Le processus de SuperMeat consiste à prélever des cellules de poulet dans un œuf fécondé et à les placer dans un fermenteur de viande, en leur apportant chaleur, oxygène et nourriture à l’aide d’un liquide d’origine végétale. Les cellules se transforment en tissu de viande comme elles le feraient dans le corps d’un poulet.

La viande se développe rapidement, sa masse doublant en quelques heures, selon l’entreprise. Lorsque la viande est prête, elle est récoltée dans le fermenteur en retirant l’aliment liquide.

L’entreprise affirme que ses produits à base de poulet présentent des avantages par rapport à la viande d’élevage, car le processus est respectueux des animaux, plus rationalisé et environnemental, n’utilise pas d’antibiotiques ou de génie génétique, a un niveau élevé de contrôle de la qualité, et les produits ont une longue durée de conservation parce qu’ils éliminent l’abattage, qui est un facteur important de contamination.

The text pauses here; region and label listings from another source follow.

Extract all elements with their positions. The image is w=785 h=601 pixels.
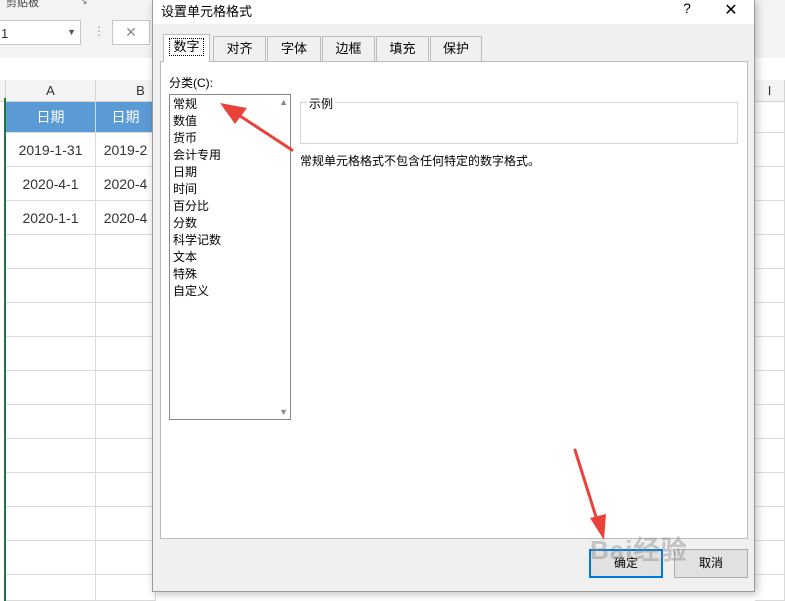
arrow-to-general-icon [220, 103, 294, 152]
watermark-logo: Bai经验 [590, 535, 688, 565]
annotation-arrows [220, 103, 606, 540]
tab-number[interactable]: 数字 [163, 34, 210, 62]
tab-number-label: 数字 [169, 38, 204, 56]
arrow-to-ok-icon [573, 448, 606, 540]
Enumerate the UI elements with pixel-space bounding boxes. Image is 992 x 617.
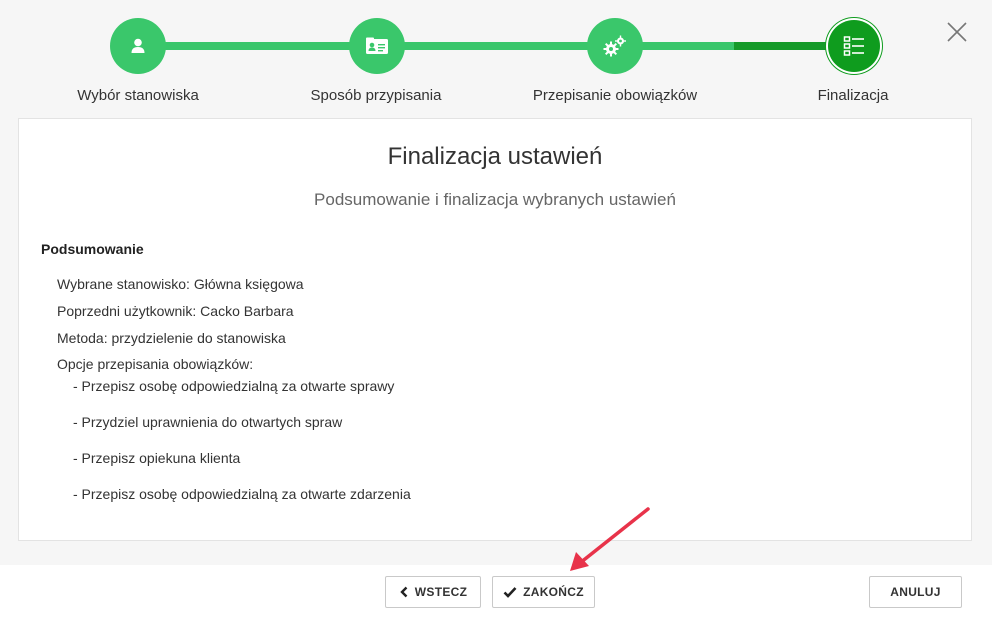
summary-option: - Przepisz osobę odpowiedzialną za otwar… xyxy=(73,486,411,502)
summary-option: - Przydziel uprawnienia do otwartych spr… xyxy=(73,414,343,430)
summary-position: Wybrane stanowisko: Główna księgowa xyxy=(57,276,304,292)
gears-icon xyxy=(603,35,626,57)
page-title: Finalizacja ustawień xyxy=(387,143,603,170)
step-2-circle[interactable] xyxy=(349,18,405,74)
page-subtitle: Podsumowanie i finalizacja wybranych ust… xyxy=(314,190,676,209)
summary-options-heading: Opcje przepisania obowiązków: xyxy=(57,356,254,372)
chevron-left-icon xyxy=(400,586,408,598)
step-3-label: Przepisanie obowiązków xyxy=(532,87,698,104)
cancel-button-label: ANULUJ xyxy=(890,585,941,599)
close-button[interactable] xyxy=(945,20,969,44)
close-icon xyxy=(947,22,967,42)
summary-method: Metoda: przydzielenie do stanowiska xyxy=(57,330,286,346)
id-card-icon xyxy=(366,37,388,54)
step-1-label: Wybór stanowiska xyxy=(77,87,199,104)
back-button[interactable]: WSTECZ xyxy=(385,576,481,608)
summary-option: - Przepisz osobę odpowiedzialną za otwar… xyxy=(73,378,395,394)
stepper-track-completed xyxy=(138,42,734,50)
step-2-label: Sposób przypisania xyxy=(310,87,442,104)
finish-button-label: ZAKOŃCZ xyxy=(523,585,584,599)
check-icon xyxy=(503,587,517,598)
step-1-circle[interactable] xyxy=(110,18,166,74)
step-4-circle[interactable] xyxy=(828,20,880,72)
step-3-circle[interactable] xyxy=(587,18,643,74)
summary-heading: Podsumowanie xyxy=(41,241,144,257)
step-4-label: Finalizacja xyxy=(817,87,889,104)
annotation-arrow xyxy=(570,507,650,571)
summary-previous-user: Poprzedni użytkownik: Cacko Barbara xyxy=(57,303,294,319)
user-icon xyxy=(131,38,145,53)
summary-panel: Finalizacja ustawień Podsumowanie i fina… xyxy=(18,118,972,541)
finish-button[interactable]: ZAKOŃCZ xyxy=(492,576,595,608)
cancel-button[interactable]: ANULUJ xyxy=(869,576,962,608)
summary-option: - Przepisz opiekuna klienta xyxy=(73,450,241,466)
checklist-icon xyxy=(843,36,864,56)
back-button-label: WSTECZ xyxy=(414,585,468,599)
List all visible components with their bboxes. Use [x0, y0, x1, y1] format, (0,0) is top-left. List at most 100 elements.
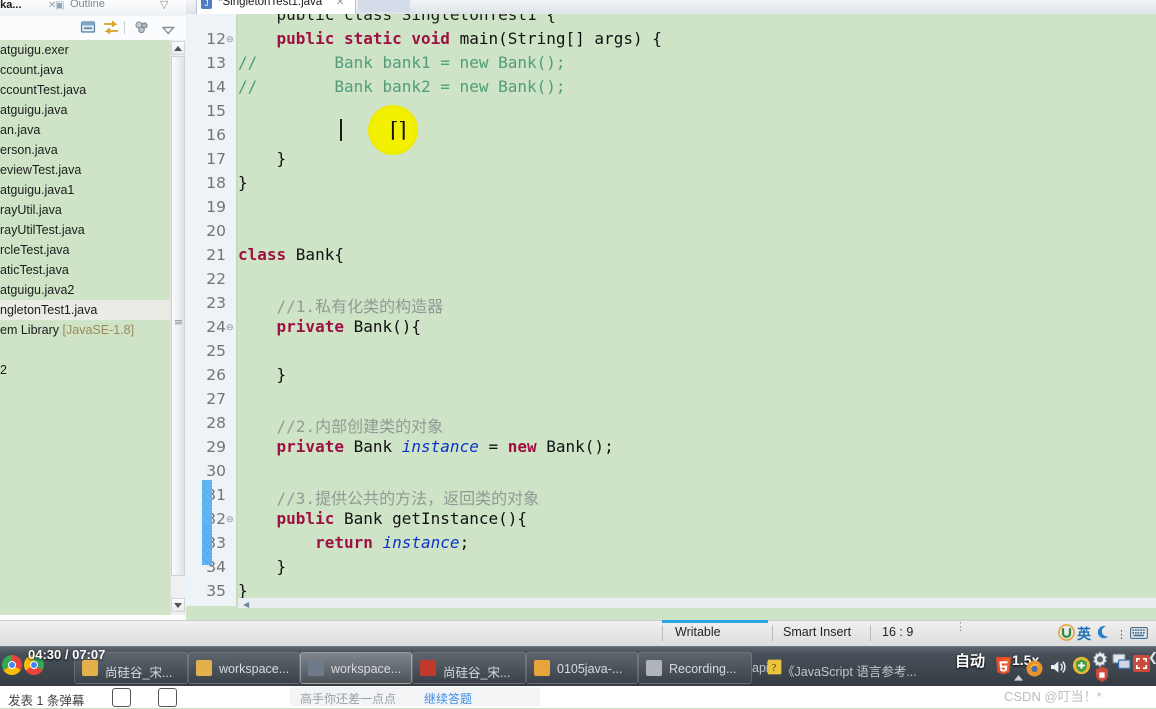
firefox-icon[interactable] — [1026, 660, 1043, 682]
status-divider — [662, 625, 663, 641]
continue-quiz-link[interactable]: 继续答题 — [424, 690, 472, 707]
keyboard-icon[interactable] — [1130, 626, 1148, 644]
code-line[interactable]: // Bank bank1 = new Bank(); — [238, 53, 566, 72]
line-number: 35 — [206, 582, 226, 600]
code-line[interactable]: } — [238, 149, 287, 168]
code-line[interactable]: public class SingletonTest1 { — [238, 14, 556, 24]
tree-item[interactable]: atguigu.java1 — [0, 180, 170, 200]
taskbar-item-label: 尚硅谷_宋... — [443, 666, 511, 680]
code-line[interactable]: private Bank instance = new Bank(); — [238, 437, 614, 456]
tree-item[interactable]: atguigu.java — [0, 100, 170, 120]
collapse-all-icon[interactable] — [80, 20, 98, 36]
volume-icon[interactable] — [1048, 657, 1068, 682]
tree-item-suffix: [JavaSE-1.8] — [62, 323, 135, 337]
fold-toggle-icon[interactable]: ⊖ — [226, 322, 235, 332]
code-line[interactable]: return instance; — [238, 533, 469, 552]
line-number: 21 — [206, 246, 226, 264]
line-number: 13 — [206, 54, 226, 72]
tree-item-label: ccount.java — [0, 63, 64, 77]
code-line[interactable]: // Bank bank2 = new Bank(); — [238, 77, 566, 96]
line-number: 17 — [206, 150, 226, 168]
scroll-left-arrow-icon[interactable]: ◀ — [243, 600, 249, 609]
code-token: // — [238, 77, 258, 96]
emote-icon-2[interactable] — [158, 688, 177, 707]
ime-language-label[interactable]: 英 — [1077, 624, 1091, 644]
tree-item[interactable]: rayUtilTest.java — [0, 220, 170, 240]
taskbar-item-label: workspace... — [219, 662, 290, 676]
view-filter-icon[interactable] — [134, 20, 152, 36]
minimize-icon[interactable]: ▽ — [160, 0, 168, 11]
video-icon — [534, 660, 550, 676]
tree-item[interactable]: ccountTest.java — [0, 80, 170, 100]
code-text-area[interactable]: public class SingletonTest1 { public sta… — [238, 14, 1156, 606]
tree-item[interactable] — [0, 340, 170, 360]
network-icon[interactable] — [1112, 652, 1131, 676]
fold-toggle-icon[interactable]: ⊖ — [226, 514, 235, 524]
scroll-down-arrow-icon[interactable] — [171, 598, 185, 612]
more-icon[interactable]: ⋮ — [1116, 628, 1127, 641]
code-line[interactable]: class Bank{ — [238, 245, 344, 264]
tree-item[interactable]: rcleTest.java — [0, 240, 170, 260]
tree-item-label: ngletonTest1.java — [0, 303, 98, 317]
tree-item[interactable]: atguigu.java2 — [0, 280, 170, 300]
taskbar-item-0105java[interactable]: 0105java-... — [526, 652, 638, 684]
help-icon: ? — [767, 659, 782, 680]
line-number: 16 — [206, 126, 226, 144]
tree-item[interactable]: aticTest.java — [0, 260, 170, 280]
chrome-icon[interactable] — [2, 655, 22, 675]
taskbar-item-workspace-1[interactable]: workspace... — [188, 652, 300, 684]
code-line[interactable]: } — [238, 557, 287, 576]
taskbar-item-powerpoint[interactable]: 尚硅谷_宋... — [412, 652, 526, 684]
tree-item[interactable]: ngletonTest1.java — [0, 300, 170, 320]
emote-icon-1[interactable] — [112, 688, 131, 707]
code-token: private — [276, 317, 354, 336]
link-with-editor-icon[interactable] — [102, 20, 120, 36]
taskbar-item-javascript-doc[interactable]: 《JavaScript 语言参考... — [782, 661, 917, 680]
close-icon[interactable]: ✕ — [336, 0, 344, 8]
code-line[interactable]: //2.内部创建类的对象 — [238, 413, 444, 437]
code-token: Bank bank1 = new Bank(); — [257, 53, 566, 72]
code-line[interactable]: } — [238, 365, 287, 384]
shield-plus-icon[interactable] — [1072, 656, 1091, 680]
tree-item[interactable]: ccount.java — [0, 60, 170, 80]
tree-item[interactable]: atguigu.exer — [0, 40, 170, 60]
scroll-up-arrow-icon[interactable] — [171, 41, 185, 55]
taskbar-item-folder-1[interactable]: 尚硅谷_宋... — [74, 652, 188, 684]
editor-tab-inactive[interactable] — [358, 0, 410, 12]
auto-quality-label[interactable]: 自动 — [955, 650, 985, 671]
view-menu-icon[interactable] — [161, 22, 180, 38]
folder-icon — [82, 660, 98, 676]
tree-item[interactable]: eviewTest.java — [0, 160, 170, 180]
tree-item[interactable]: em Library [JavaSE-1.8] — [0, 320, 170, 340]
tree-item-label: an.java — [0, 123, 41, 137]
tree-item[interactable]: an.java — [0, 120, 170, 140]
package-explorer-tree[interactable]: atguigu.exer ccount.java ccountTest.java at… — [0, 40, 170, 615]
code-line[interactable]: } — [238, 173, 248, 192]
taskbar-item-label: 尚硅谷_宋... — [105, 666, 173, 680]
status-overflow-icon[interactable]: ⋮ — [955, 622, 966, 633]
expand-icon[interactable]: ❮❯ — [1148, 650, 1156, 664]
tree-item[interactable]: 2 — [0, 360, 170, 380]
code-line[interactable]: //1.私有化类的构造器 — [238, 293, 444, 317]
code-line[interactable]: //3.提供公共的方法，返回类的对象 — [238, 485, 540, 509]
fold-toggle-icon[interactable]: ⊖ — [226, 34, 235, 44]
taskbar-item-workspace-2[interactable]: workspace... — [300, 652, 412, 684]
ime-logo-icon[interactable] — [1058, 624, 1075, 646]
editor-horizontal-scrollbar[interactable] — [238, 598, 1156, 608]
line-number: 23 — [206, 294, 226, 312]
code-line[interactable]: public Bank getInstance(){ — [238, 509, 527, 528]
tab-package-explorer[interactable]: cka... — [0, 0, 22, 11]
security-icon[interactable] — [1094, 666, 1110, 687]
package-explorer-panel: cka... ✕ ▣ Outline ▽ — [0, 0, 187, 620]
tab-outline[interactable]: Outline — [70, 0, 105, 10]
code-token: public — [276, 509, 344, 528]
taskbar-item-recording[interactable]: Recording... — [638, 652, 752, 684]
moon-icon[interactable] — [1097, 625, 1112, 645]
code-line[interactable]: public static void main(String[] args) { — [238, 29, 662, 48]
tree-item[interactable]: erson.java — [0, 140, 170, 160]
tree-item[interactable]: rayUtil.java — [0, 200, 170, 220]
code-line[interactable]: private Bank(){ — [238, 317, 422, 336]
code-token: Bank getInstance(){ — [343, 509, 527, 528]
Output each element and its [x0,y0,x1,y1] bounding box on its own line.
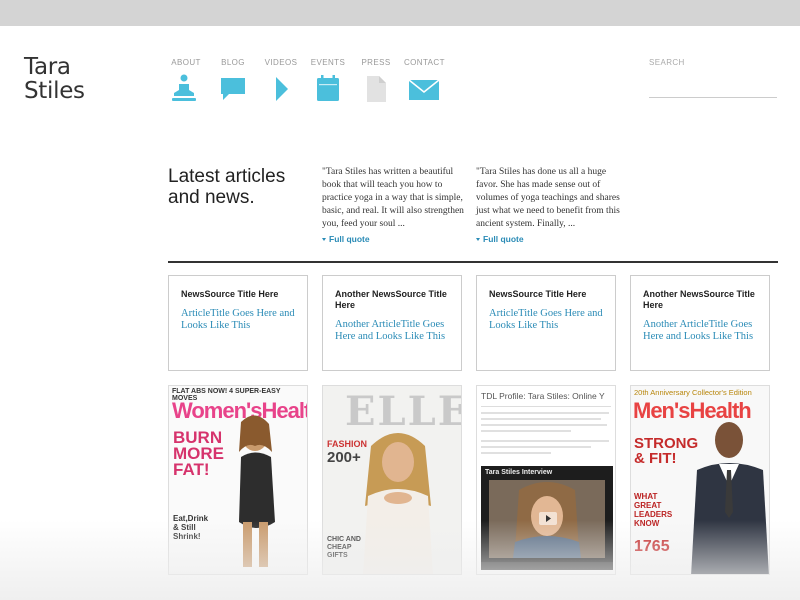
nav-item-press[interactable]: PRESS [356,58,396,102]
news-source: NewsSource Title Here [181,289,279,299]
nav-label: BLOG [221,58,245,67]
caret-down-icon [322,238,326,242]
news-source: NewsSource Title Here [489,289,587,299]
cover-number: 1765 [634,538,670,555]
full-quote-link[interactable]: Full quote [476,233,621,246]
quote-text: "Tara Stiles has written a beautiful boo… [322,167,464,229]
nav-label: EVENTS [310,58,346,67]
quote-block: "Tara Stiles has written a beautiful boo… [322,166,467,246]
nav-label: ABOUT [171,58,201,67]
search-input[interactable] [649,75,777,98]
search-label: SEARCH [649,58,685,67]
cover-subline: Eat,Drink & Still Shrink! [173,514,209,541]
nav-item-events[interactable]: EVENTS [308,58,348,102]
article-title-link[interactable]: ArticleTitle Goes Here and Looks Like Th… [489,308,603,332]
site-logo[interactable]: Tara Stiles [24,55,85,103]
nav-label: PRESS [361,58,391,67]
news-card[interactable]: NewsSource Title Here ArticleTitle Goes … [476,275,616,371]
article-title-link[interactable]: Another ArticleTitle Goes Here and Looks… [643,319,757,343]
document-icon [367,76,386,102]
news-card[interactable]: Another NewsSource Title Here Another Ar… [630,275,770,371]
play-icon [276,77,288,101]
browser-top-bar [0,0,800,26]
yoga-figure-icon [172,74,196,101]
full-quote-label: Full quote [329,234,370,244]
video-controls-bar[interactable] [481,562,613,570]
nav-item-videos[interactable]: VIDEOS [261,58,301,102]
article-title-link[interactable]: ArticleTitle Goes Here and Looks Like Th… [181,308,295,332]
quote-block: "Tara Stiles has done us all a huge favo… [476,166,621,246]
envelope-icon [408,79,440,100]
logo-line-2: Stiles [24,78,85,104]
section-title-line-1: Latest articles [168,166,286,187]
calendar-icon [317,75,339,101]
video-title: Tara Stiles Interview [485,469,553,476]
news-card[interactable]: Another NewsSource Title Here Another Ar… [322,275,462,371]
full-quote-link[interactable]: Full quote [322,233,467,246]
quote-text: "Tara Stiles has done us all a huge favo… [476,167,620,229]
full-quote-label: Full quote [483,234,524,244]
article-title-link[interactable]: Another ArticleTitle Goes Here and Looks… [335,319,449,343]
news-card[interactable]: NewsSource Title Here ArticleTitle Goes … [168,275,308,371]
magazine-cover-womens-health[interactable]: FLAT ABS NOW! 4 SUPER-EASY MOVES Women's… [168,385,308,575]
magazine-cover-elle[interactable]: ELLE FASHION 200+ CHIC AND CHEAP GIFTS [322,385,462,575]
webpage-rule [481,406,611,407]
webpage-text-lines [481,412,609,454]
news-source: Another NewsSource Title Here [335,289,447,310]
logo-line-1: Tara [24,54,71,80]
section-title-line-2: and news. [168,187,255,208]
nav-item-contact[interactable]: CONTACT [404,58,444,102]
nav-item-blog[interactable]: BLOG [213,58,253,102]
cover-headline: STRONG & FIT! [634,435,699,467]
cover-model-illustration [363,433,433,574]
cover-model-illustration [239,415,275,567]
speech-bubble-icon [221,78,245,100]
caret-down-icon [476,238,480,242]
section-divider [168,261,778,263]
play-icon[interactable] [539,512,557,525]
page-section-title: Latest articles and news. [168,166,298,208]
webpage-title: TDL Profile: Tara Stiles: Online Y [481,391,605,401]
nav-label: CONTACT [404,58,445,67]
nav-label: VIDEOS [264,58,298,67]
news-source: Another NewsSource Title Here [643,289,755,310]
cover-banner: 20th Anniversary Collector's Edition [634,388,752,397]
nav-item-about[interactable]: ABOUT [166,58,206,102]
magazine-cover-mens-health[interactable]: 20th Anniversary Collector's Edition Men… [630,385,770,575]
search-box: SEARCH [649,58,777,98]
cover-subline: WHAT GREAT LEADERS KNOW [634,492,673,528]
webpage-thumbnail-tdl[interactable]: TDL Profile: Tara Stiles: Online Y Tara … [476,385,616,575]
video-player[interactable]: Tara Stiles Interview [481,466,613,570]
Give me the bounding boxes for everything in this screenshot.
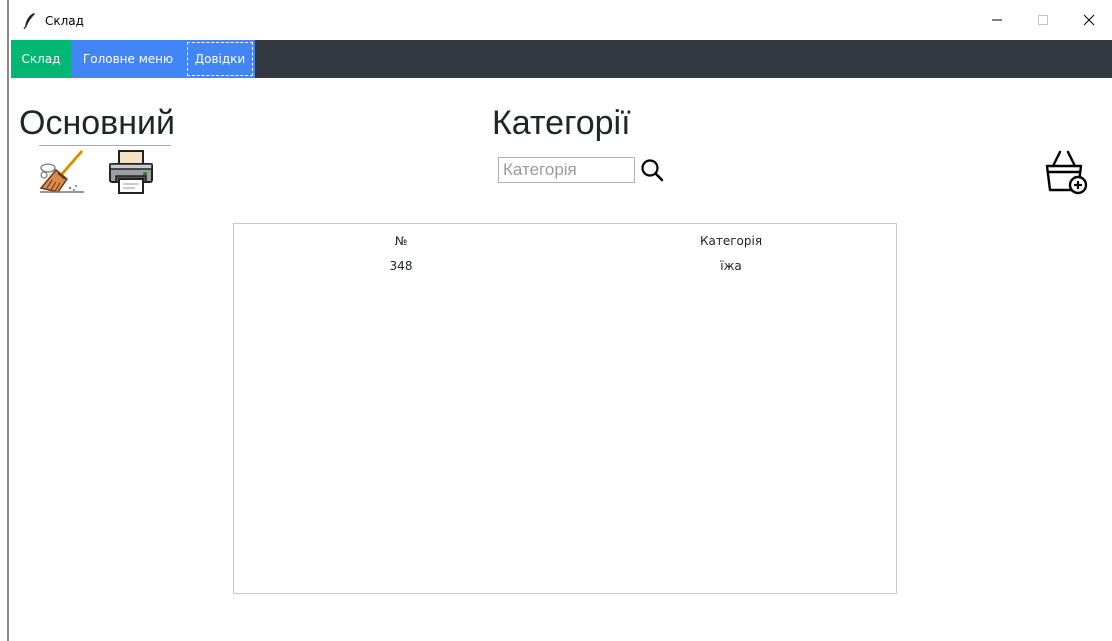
search-icon	[641, 159, 664, 182]
add-category-button[interactable]	[1041, 148, 1093, 196]
menu-references-button[interactable]: Довідки	[185, 40, 255, 78]
column-header-category[interactable]: Категорія	[700, 234, 762, 248]
minimize-button[interactable]	[974, 0, 1020, 40]
basket-add-icon	[1045, 150, 1088, 195]
print-button[interactable]	[107, 148, 155, 196]
menu-sklad-button[interactable]: Склад	[11, 40, 71, 78]
title-bar: Склад	[11, 0, 1112, 40]
window-left-edge	[0, 0, 9, 641]
window-title: Склад	[45, 14, 84, 28]
title-separator	[39, 145, 171, 146]
clear-button[interactable]	[38, 148, 86, 196]
broom-icon	[39, 150, 84, 193]
app-window: Склад Склад Головне меню Довідки Основни…	[11, 0, 1112, 641]
maximize-icon	[1038, 15, 1048, 25]
column-header-number[interactable]: №	[395, 234, 407, 248]
focus-outline	[187, 42, 253, 76]
cell-category: їжа	[720, 259, 742, 273]
search-button[interactable]	[639, 157, 665, 183]
categories-title: Категорії	[492, 104, 631, 142]
printer-icon	[109, 150, 153, 194]
close-button[interactable]	[1066, 0, 1112, 40]
close-icon	[1083, 14, 1095, 26]
menu-bar: Склад Головне меню Довідки	[11, 40, 1112, 78]
cell-number: 348	[389, 259, 413, 273]
feather-icon	[23, 13, 35, 30]
menu-main-menu-button[interactable]: Головне меню	[71, 40, 185, 78]
table-row[interactable]: 348 їжа	[234, 256, 896, 276]
main-section-title: Основний	[19, 104, 175, 142]
categories-table[interactable]: № Категорія 348 їжа	[233, 223, 897, 594]
minimize-icon	[992, 19, 1002, 21]
category-search-input[interactable]	[498, 157, 635, 183]
maximize-button[interactable]	[1020, 0, 1066, 40]
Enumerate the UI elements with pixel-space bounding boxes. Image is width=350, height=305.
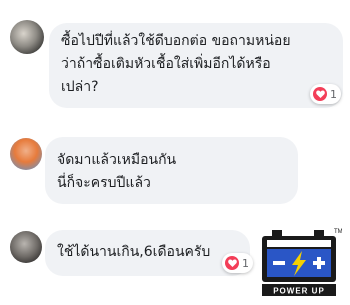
comment-text: ซื้อไปปีที่แล้วใช้ดีบอกต่อ ขอถามหน่อย bbox=[61, 33, 291, 49]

L’entreprise, fondée en 2015, sert ses produits dans un restaurant appelé The Chicken à Ness Ziona, dans le centre d’Israël.

Outre Genack, SuperMeat a accueilli le rabbin Hershel Schachter de l’Université Yeshiva de New York, le dayan – juge halakhique israélien – Rav Asher Weiss et le rabbin Yosef Zvi Rimon du Conseil régional du Gush Etzion et du Collège de technologie de Jérusalem.